Borghetti’s replacement is Paul Scurrah, most recently the chief executive of stevedore, DP World Australia. He has worked for Australian Airlines, the government-owned domestic carrier that merged with Qantas, Ansett Airlines and was a founding director of Australian regional airline, Regional Express (REX).

At the Qantas Group, the former CEO of the international unit, Alison Webster, abruptly left the airline in April. Her replacement is the group’s former chief financial Officer, Tino La Spino, who started in his new job in October.

As the year drew to a close, the convulsions of indebted HNA Group continued. In the months following the accidental death of the group’s co-founder, Wang Jian, in France in July, fellow co-founder, Chen Feng, appointed his son, Chen Xiaofeng, president of the group, pushing aside the group’s leadership team to make way for Chen Jnr.

Further north, weeks before his April 8 death in a California hospital aged 70, Y K Cho, was voted off the board of Korean Air. A few months later, Asiana Airlines chairman, Park Sam-koo, resigned from the airline’s board.

In December, EVA Air scion and former chairman of the carrier, Chang kuo-wei, moved closer to launching his revenge carrier, Starlux, with the granting of the carrier’s air operator’s certificate. The start-up’s first flight is planned for January 23.

And making history in Indonesia is Veranita Yosephine Sinaga, the former deputy CEO of Indonesia Air Asia who has succeeded Dendy Kurniawan as boss of the joint venture LCC. Before she joined the airline in mid-year, she was the sales director for multi-national consumer company, Kraft Heinz, Indonesia.

The International Air Transport Association (IATA) has a new boss of North Asia operations.

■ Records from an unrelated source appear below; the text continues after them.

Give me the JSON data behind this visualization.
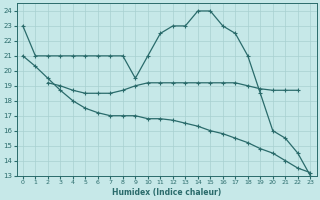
{
  "xlabel": "Humidex (Indice chaleur)",
  "xlim": [
    -0.5,
    23.5
  ],
  "ylim": [
    13,
    24.5
  ],
  "yticks": [
    13,
    14,
    15,
    16,
    17,
    18,
    19,
    20,
    21,
    22,
    23,
    24
  ],
  "xticks": [
    0,
    1,
    2,
    3,
    4,
    5,
    6,
    7,
    8,
    9,
    10,
    11,
    12,
    13,
    14,
    15,
    16,
    17,
    18,
    19,
    20,
    21,
    22,
    23
  ],
  "bg_color": "#c6e8e8",
  "grid_color": "#a8d0d0",
  "line_color": "#2a6b6b",
  "line1_x": [
    0,
    1,
    2,
    3,
    4,
    5,
    6,
    7,
    8,
    9,
    10,
    11,
    12,
    13,
    14,
    15,
    16,
    17,
    18,
    19,
    20,
    21,
    22,
    23
  ],
  "line1_y": [
    23,
    21,
    21,
    21,
    21,
    21,
    21,
    21,
    21,
    19.5,
    21,
    22.5,
    23,
    23,
    24,
    24,
    23,
    22.5,
    21,
    18.5,
    16,
    15.5,
    14.5,
    13
  ],
  "line2_x": [
    2,
    3,
    4,
    5,
    6,
    7,
    8,
    9,
    10,
    11,
    12,
    13,
    14,
    15,
    16,
    17,
    18,
    19,
    20,
    21,
    22
  ],
  "line2_y": [
    19.2,
    19.0,
    18.7,
    18.5,
    18.5,
    18.5,
    18.7,
    19.0,
    19.2,
    19.2,
    19.2,
    19.2,
    19.2,
    19.2,
    19.2,
    19.2,
    19.0,
    18.8,
    18.7,
    18.7,
    18.7
  ],
  "line3_x": [
    0,
    1,
    2,
    3,
    4,
    5,
    6,
    7,
    8,
    9,
    10,
    11,
    12,
    13,
    14,
    15,
    16,
    17,
    18,
    19,
    20,
    21,
    22,
    23
  ],
  "line3_y": [
    21,
    20.3,
    19.5,
    18.7,
    18.0,
    17.5,
    17.2,
    17.0,
    17.0,
    17.0,
    16.8,
    16.8,
    16.7,
    16.5,
    16.3,
    16.0,
    15.8,
    15.5,
    15.2,
    14.8,
    14.5,
    14.0,
    13.5,
    13.2
  ]
}
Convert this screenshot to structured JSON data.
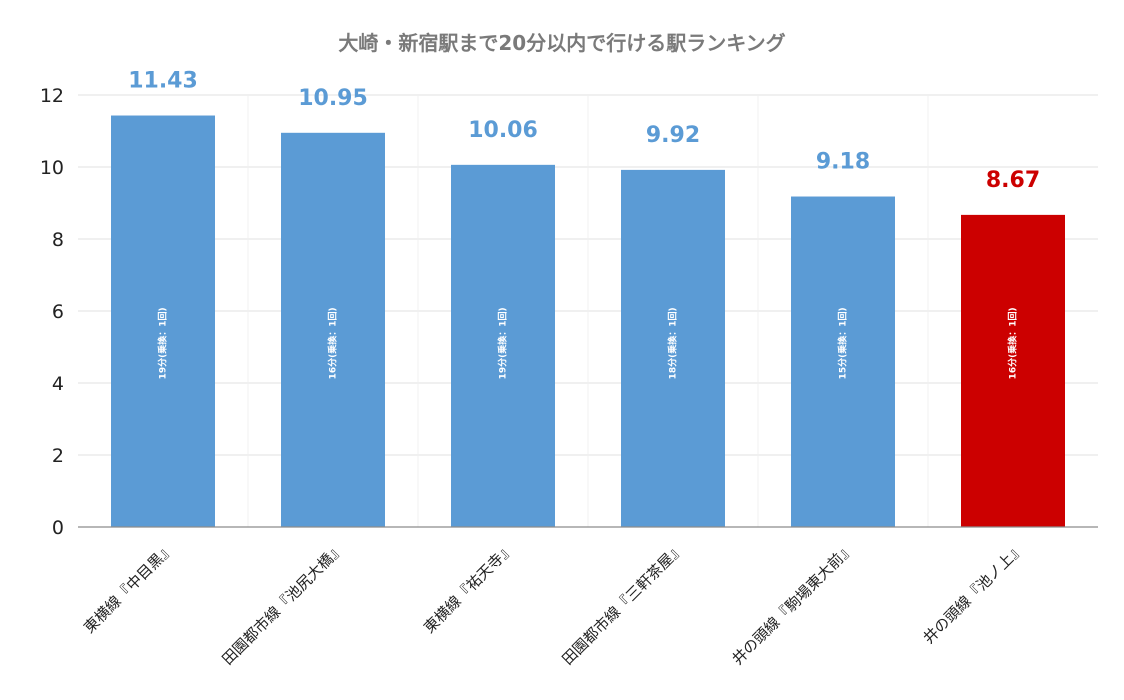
{
  "chart_data": {
    "type": "bar",
    "title": "大崎・新宿駅まで20分以内で行ける駅ランキング",
    "xlabel": "",
    "ylabel": "",
    "ylim": [
      0,
      12
    ],
    "yticks": [
      0,
      2,
      4,
      6,
      8,
      10,
      12
    ],
    "grid": true,
    "categories": [
      "東横線『中目黒』",
      "田園都市線『池尻大橋』",
      "東横線『祐天寺』",
      "田園都市線『三軒茶屋』",
      "井の頭線『駒場東大前』",
      "井の頭線『池ノ上』"
    ],
    "values": [
      11.43,
      10.95,
      10.06,
      9.92,
      9.18,
      8.67
    ],
    "value_labels": [
      "11.43",
      "10.95",
      "10.06",
      "9.92",
      "9.18",
      "8.67"
    ],
    "inner_labels": [
      "19分(乗換：1回)",
      "16分(乗換：1回)",
      "19分(乗換：1回)",
      "18分(乗換：1回)",
      "15分(乗換：1回)",
      "16分(乗換：1回)"
    ],
    "colors": {
      "default_bar": "#5b9bd5",
      "highlight_bar": "#cc0000",
      "default_label": "#5b9bd5",
      "highlight_label": "#cc0000",
      "grid": "#e0e0e0",
      "axis": "#8c8c8c"
    },
    "highlight_index": 5
  }
}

Ma Tao was appointed regional vice president earlier in the year after Baojian Zhang, who was the founding head of IATA’s China operations and held the role for 24 years, retired. Ma has spent a third of his career representing China at the International Civil Aviation Organization (ICAO). Before accepting the IATA post he was head of the Airworthiness Certification Centre of the Civil Aviation Administration of China.